Galeria we Wrocławiu- Zapis 594

Sen z 05.09.2023

 

Znowu widziałam Gościa z blizną na twarzy jak Ja.

 

To musiała być fotograf. Albo zawodowy albo pasjonat, bo widziałam go jak łapała kąt obrazu w kucki na jedno kolano. W moim wieku, albo lekko starszy. Ciemne krótkie włosy i wyraźne zakola, ale bez siwizny albo nieznacząca, bo nie zauważyłam. Twarz taka w miarę przyjemna i trochę przypominająca Quentina Tarantino. Podobną postać już widziałam w swoich snach. Ubrany był zwyczajnie. Kurtka wiatrówka i ciemnozielone spodnie chyba. Nic co wyróżnia z tłumu. Kucał pod wiaduktami, bo wszędzie były łuki jak pod mostami. Wyglądało to jakby nad sobą miał pętlę albo wieki most. Na filarach były jakieś malowidła. Prawdopodobnie próbował zrobić piękne zdjęcie nędzy która go otaczała. Bo z mojej perspektywy było brudno i brzydko, ale wierze że on coś tam musiała wyłuskać w krajobrazie. Wiem, bo ja też tak robię.

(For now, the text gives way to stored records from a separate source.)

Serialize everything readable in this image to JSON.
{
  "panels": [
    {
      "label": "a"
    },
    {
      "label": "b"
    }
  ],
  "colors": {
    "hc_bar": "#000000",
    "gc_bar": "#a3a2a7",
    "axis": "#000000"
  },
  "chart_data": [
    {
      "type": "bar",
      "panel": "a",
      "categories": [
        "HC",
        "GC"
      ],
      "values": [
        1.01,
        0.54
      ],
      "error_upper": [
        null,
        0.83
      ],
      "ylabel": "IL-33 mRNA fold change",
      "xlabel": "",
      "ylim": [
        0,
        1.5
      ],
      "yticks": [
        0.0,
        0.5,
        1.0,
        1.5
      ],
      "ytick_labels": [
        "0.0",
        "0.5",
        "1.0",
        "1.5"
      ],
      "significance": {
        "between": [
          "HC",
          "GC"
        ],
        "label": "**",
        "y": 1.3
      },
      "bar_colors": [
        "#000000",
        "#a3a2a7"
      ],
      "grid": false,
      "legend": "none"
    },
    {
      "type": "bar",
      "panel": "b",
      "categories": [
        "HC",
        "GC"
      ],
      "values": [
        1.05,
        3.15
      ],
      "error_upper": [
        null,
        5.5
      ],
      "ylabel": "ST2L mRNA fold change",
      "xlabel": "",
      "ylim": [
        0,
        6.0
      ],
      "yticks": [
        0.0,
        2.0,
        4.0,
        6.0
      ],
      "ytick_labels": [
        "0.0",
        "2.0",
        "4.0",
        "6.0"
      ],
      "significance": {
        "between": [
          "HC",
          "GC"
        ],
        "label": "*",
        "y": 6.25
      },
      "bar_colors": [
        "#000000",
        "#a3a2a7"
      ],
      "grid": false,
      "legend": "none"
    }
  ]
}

Znalazłam się w galerii we Wrocławiu. Upatrzyłam sobie jakieś jedno stoisko i chciałam tam kupić bluzkę. Nie mogłam się zdecydować, więc wreszcie obsługa się mną zainteresowała. Chciałam wyciągnąć jedną zza takich szklanych tafli, ale jak włożyłam tam rękę to tafle mi ją ścisnęły i podświetliły się na błękitno. Alarm zaczął wyć. Rękę wyciągnęłam na siłę. Ekspedientka powiedziałam żeby się nie przejmować, bo zaraz przestanie. Wytłumaczyła że te ubrania nie są gotowe.

Jakoś mnie nazwała, bo miałam biały identyfikator, ale ją poprawiłam i powiedziałam że jestem Sommelierem.

Usiadłam, a ona zaczęła mi wybierać. Jak dała mi cały zwitek urań poszłam do przebieralni. Przebieralnie były na otwartym terenie. Weszłam do boksu po prawej. Założyłam taką jasną sukienkę w żółte kwiatuszki do kolan ( nigdy takiej nie widziałam) coś tam jeszcze i  zaczęłam przymierzać sukienkę z juty. Jutową sukienkę przeplataną jak w etniczne wzory i gdzieniegdzie usianą koralikami. Prawdopodobnie koral i turkus, bo tak to wyglądało. Strasznie gryzła, przyłożyłam ją do siebie, ale tak gryzłam że nie miałam ochoty jej w ogóle mierzyć chociaż była piękna i taka nie z tej ziemi.